Вернувшись к себе , она окинула взглядом свой опрятный, чистенький домик; какое счастье, что в нем так уютно. А если я когда-нибудь всерьез разболеюсь, подумала она, Вайолет Тоби мне поможет.
Королева заснула; ей снилось, что она вручает Вайолет орден Британской империи за заслуги перед человечеством.
17. А в портфеле пусто
Сидя перед телевизором, королева ела кукурузные хлопья. Кусочек вдруг выпал у нее изо рта и опустился на ковер. Гаррис мгновенно подлизал его.
— Я превращаюсь в полную недотепу, Гаррис, — сказала королева.
Но тут ее внимание отвлекла крикливая перебранка, вспыхнувшая в утреннем выпуске новостей. Обсуждая здравие фунта стерлингов, Джек Баркер сцепился с ведущей программы (обычно вполне благодушной дамой).
— Позвольте, мистер Баркер, — говорила ведущая, буравя его круглыми блестящими глазами, — фунт ведь страшно ослаб. Вчера вечером он очень сильно упал.
Ну, знаете, подумала королева, ее послушать, так подумаешь, что фунт решил покончить с собой и прыгнул с крыши.
Джек умиротворяюще улыбнулся:
— Но сейчас, благодаря принятым нами мерам, фунт уже немного окреп и скоро приобретет прежний вес.
Королева мысленно вообразила, как чахлый фунт томится на больничной койке, весь обклеенный датчиками, опутанный трубками капельниц, а вокруг толпятся обеспокоенные врачи и консультанты по финансовым вопросам.
Повернувшись к камере, ведущая объявила:
— А теперь — о погоде.
И королева пошла на кухню мыть миску с ложкой.
Тем же утром, попозже, на улице разыгралась яростная ссора между Вайолет Тоби и Беверли Тредголд.
Беверли возмущалась, что ее не разбудили и не дали выполнить свой долг, когда рожала ее родная сестра.
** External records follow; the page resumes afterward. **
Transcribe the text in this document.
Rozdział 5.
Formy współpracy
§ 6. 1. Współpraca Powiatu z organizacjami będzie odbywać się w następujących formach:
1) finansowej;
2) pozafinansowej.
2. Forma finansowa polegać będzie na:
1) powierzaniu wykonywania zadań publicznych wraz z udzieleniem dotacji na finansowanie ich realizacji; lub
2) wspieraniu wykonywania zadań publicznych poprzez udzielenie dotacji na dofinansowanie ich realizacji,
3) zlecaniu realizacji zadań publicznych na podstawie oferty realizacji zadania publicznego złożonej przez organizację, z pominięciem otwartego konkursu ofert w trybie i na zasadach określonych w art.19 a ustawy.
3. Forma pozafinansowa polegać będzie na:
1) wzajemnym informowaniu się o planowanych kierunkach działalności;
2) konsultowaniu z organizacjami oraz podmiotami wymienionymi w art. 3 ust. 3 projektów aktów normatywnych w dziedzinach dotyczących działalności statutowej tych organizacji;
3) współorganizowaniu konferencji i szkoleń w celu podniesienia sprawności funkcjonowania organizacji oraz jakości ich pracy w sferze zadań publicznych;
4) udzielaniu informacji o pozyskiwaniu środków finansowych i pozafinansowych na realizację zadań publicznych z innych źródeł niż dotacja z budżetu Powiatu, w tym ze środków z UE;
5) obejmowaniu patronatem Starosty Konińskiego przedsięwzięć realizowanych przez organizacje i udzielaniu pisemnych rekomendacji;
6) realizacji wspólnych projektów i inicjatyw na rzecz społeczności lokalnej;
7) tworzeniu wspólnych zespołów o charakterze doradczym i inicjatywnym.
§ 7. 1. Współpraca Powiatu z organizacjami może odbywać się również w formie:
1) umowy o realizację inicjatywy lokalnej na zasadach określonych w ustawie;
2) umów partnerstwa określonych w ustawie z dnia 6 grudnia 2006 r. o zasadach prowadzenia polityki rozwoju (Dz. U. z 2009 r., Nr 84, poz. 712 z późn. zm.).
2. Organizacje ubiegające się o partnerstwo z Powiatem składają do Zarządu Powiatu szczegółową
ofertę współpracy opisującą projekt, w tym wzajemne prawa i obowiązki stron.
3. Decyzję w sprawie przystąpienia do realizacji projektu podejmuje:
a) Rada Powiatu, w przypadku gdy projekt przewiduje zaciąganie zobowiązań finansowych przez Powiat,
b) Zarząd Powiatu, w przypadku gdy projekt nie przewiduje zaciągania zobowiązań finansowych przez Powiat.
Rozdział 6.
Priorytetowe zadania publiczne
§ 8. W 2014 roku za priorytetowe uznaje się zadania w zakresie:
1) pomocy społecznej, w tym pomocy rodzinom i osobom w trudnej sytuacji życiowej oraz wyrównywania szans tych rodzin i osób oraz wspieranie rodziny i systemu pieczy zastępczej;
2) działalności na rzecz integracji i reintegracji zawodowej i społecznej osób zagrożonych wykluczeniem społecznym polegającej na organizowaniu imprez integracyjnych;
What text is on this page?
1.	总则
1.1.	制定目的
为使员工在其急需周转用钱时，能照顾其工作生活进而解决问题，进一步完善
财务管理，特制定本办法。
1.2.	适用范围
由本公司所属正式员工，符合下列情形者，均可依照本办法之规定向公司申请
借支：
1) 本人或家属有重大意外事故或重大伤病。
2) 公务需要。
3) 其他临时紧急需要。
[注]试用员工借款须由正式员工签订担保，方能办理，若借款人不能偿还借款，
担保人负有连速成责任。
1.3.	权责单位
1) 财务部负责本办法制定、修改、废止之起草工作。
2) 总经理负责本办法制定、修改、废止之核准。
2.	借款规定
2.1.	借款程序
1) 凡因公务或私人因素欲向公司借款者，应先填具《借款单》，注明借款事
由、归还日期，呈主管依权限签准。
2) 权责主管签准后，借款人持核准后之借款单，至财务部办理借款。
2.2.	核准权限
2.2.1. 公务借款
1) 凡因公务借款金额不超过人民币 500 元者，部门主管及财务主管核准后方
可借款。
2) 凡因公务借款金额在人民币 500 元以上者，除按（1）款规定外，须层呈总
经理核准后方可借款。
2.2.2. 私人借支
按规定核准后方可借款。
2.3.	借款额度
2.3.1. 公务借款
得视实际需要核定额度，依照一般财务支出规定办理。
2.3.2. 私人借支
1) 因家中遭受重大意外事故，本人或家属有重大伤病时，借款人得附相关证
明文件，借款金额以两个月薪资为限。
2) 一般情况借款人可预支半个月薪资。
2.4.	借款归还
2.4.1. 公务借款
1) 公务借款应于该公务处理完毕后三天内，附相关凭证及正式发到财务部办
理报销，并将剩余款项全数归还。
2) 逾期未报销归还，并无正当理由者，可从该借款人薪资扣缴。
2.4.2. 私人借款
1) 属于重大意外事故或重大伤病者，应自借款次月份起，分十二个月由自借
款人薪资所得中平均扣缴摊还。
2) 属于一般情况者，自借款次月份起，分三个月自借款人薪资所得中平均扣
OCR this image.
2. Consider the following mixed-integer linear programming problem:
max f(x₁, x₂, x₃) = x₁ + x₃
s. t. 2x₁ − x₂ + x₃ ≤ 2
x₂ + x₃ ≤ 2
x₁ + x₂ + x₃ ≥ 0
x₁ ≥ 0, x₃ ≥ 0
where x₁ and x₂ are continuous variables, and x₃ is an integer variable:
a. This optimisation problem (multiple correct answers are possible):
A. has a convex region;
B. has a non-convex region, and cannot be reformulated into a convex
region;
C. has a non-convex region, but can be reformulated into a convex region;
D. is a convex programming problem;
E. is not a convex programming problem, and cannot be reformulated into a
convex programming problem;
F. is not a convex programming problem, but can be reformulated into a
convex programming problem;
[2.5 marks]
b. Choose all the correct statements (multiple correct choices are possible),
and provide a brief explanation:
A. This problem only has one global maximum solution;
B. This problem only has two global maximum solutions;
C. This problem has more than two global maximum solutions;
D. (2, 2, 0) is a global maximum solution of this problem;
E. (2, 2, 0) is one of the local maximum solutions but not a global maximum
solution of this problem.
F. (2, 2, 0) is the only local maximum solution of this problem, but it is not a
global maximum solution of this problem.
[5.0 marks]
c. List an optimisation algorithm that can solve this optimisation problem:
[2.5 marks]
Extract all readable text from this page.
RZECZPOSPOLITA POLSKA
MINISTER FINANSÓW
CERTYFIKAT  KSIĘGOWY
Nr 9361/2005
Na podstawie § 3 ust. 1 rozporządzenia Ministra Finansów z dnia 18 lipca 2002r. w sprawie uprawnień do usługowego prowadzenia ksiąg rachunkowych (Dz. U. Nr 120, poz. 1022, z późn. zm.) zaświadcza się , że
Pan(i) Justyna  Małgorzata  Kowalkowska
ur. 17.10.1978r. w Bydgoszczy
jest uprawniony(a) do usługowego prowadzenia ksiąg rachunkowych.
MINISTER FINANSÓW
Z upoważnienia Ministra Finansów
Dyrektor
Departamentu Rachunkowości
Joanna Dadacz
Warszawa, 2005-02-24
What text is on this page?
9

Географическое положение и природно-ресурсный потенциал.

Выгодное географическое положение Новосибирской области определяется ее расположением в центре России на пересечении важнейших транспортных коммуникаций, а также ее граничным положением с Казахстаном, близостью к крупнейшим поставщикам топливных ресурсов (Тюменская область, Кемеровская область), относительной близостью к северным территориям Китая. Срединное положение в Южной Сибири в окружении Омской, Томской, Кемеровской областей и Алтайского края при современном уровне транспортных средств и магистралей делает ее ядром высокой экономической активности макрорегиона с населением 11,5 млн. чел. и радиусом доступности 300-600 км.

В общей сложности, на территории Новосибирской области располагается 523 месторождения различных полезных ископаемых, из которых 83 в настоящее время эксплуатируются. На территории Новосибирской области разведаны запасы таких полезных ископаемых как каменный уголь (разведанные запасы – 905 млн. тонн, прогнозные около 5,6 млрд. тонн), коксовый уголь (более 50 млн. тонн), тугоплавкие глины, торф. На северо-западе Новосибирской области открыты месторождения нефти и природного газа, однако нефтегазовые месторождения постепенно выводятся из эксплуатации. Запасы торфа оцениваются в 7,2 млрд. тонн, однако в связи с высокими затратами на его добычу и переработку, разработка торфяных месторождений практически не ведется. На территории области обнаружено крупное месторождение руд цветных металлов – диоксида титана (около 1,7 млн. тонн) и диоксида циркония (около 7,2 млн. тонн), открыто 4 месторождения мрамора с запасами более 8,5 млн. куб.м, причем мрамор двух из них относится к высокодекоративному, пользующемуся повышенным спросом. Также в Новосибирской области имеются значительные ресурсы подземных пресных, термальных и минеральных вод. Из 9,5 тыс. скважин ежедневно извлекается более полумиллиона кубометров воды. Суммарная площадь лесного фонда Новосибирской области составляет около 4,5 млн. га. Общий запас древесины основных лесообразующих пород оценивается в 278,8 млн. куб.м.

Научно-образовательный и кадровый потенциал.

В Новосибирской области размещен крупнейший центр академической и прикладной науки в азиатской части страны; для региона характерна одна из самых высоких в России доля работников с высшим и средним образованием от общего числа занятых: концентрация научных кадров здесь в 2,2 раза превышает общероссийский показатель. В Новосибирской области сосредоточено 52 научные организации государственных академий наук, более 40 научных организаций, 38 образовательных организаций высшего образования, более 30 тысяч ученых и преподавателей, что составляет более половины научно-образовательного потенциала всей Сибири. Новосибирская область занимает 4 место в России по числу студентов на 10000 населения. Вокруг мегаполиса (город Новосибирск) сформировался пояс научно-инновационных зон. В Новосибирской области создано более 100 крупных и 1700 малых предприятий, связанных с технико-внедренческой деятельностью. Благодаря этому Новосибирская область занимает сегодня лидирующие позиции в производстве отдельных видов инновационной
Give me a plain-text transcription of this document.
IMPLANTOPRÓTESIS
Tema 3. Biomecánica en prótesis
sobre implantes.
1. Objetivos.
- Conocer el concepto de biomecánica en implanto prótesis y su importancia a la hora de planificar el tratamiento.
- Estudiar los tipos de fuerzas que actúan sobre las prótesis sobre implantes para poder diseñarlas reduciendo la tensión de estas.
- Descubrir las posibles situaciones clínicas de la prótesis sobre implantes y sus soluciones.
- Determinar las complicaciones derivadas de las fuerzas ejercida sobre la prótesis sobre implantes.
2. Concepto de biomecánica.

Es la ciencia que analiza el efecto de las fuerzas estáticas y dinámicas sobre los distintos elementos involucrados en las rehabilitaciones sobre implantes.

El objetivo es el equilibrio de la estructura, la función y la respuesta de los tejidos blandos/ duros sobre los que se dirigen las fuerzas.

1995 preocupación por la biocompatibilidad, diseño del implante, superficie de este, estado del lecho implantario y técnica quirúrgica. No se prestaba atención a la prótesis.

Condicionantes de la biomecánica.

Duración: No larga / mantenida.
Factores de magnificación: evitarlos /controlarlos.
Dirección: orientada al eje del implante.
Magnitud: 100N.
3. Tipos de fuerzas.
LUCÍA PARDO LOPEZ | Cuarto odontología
Женщины обменивались чудовищными оскорблениями. Вайолет обвинила Беверли в том, что та совершенно забросила беременную Мэрилин.
— Ты когда последний раз к сестре в ее поганый дом заходила? — пронзительно вопрошала Вайолет.
Стоя за закрытой входной дверью, королева слушала ругань. Противницы орали каждая от своих ворот. Слышно было каждое слово: их возбужденные голоса звучали громче пожарной сирены. Обитатели переулка Ад выходили из домов, чтобы насладиться перебранкой — весной это нечастое удовольствие. Такое обыкновенно случается летом: наступает жара, детей распускают на каникулы, и издерганные матери ждут не дождутся, когда начнется учебный год.
Вдруг королева с тревогой услышала, что поминают и ее.
— Да тебе просто-напросто хотелось с королевой поближе сойтись, — крикнула Беверли.
— Что я, снобка какая? — заорала в ответ Вайолет. — Я ее позвала, потому что у нее свет горел, и потом, она не робкого десятка. Не то что ты, Беверли Тредголд, — крови она, видите ли, не выносит!
Королева отошла от двери; ей не хотелось больше слушать про самое себя. Это правда, держать себя в руках она умеет. Неужели она сойдет в могилу, так и не узнав, что такое нервное расстройство? Что все-таки лучше — твердо придерживаться внушенных с детства правил: превыше всего хорошие манеры, жесткий контроль над своими эмоциями и самодисциплина — или дать волю чувствам и вопить на улице, словно выжившая из ума старая карга?
Однажды, когда ей было тринадцать лет, на обеде в честь посла Венгрии она случайно рыгнула; рыгнула довольно громко, но знатные гости дружно и дипломатично не заметили ее промашки. Рассказывая эту историю Крофи, она тогда беспечно подытожила:
— Да ладно, уж лучше рыгнуть, чем внутрь отрыжку загонять.
Но Крофи решительно запротестовала:
— Ни-ни, Лилибет, что ты; гораздо, гораздо лучше загнать ее внутрь.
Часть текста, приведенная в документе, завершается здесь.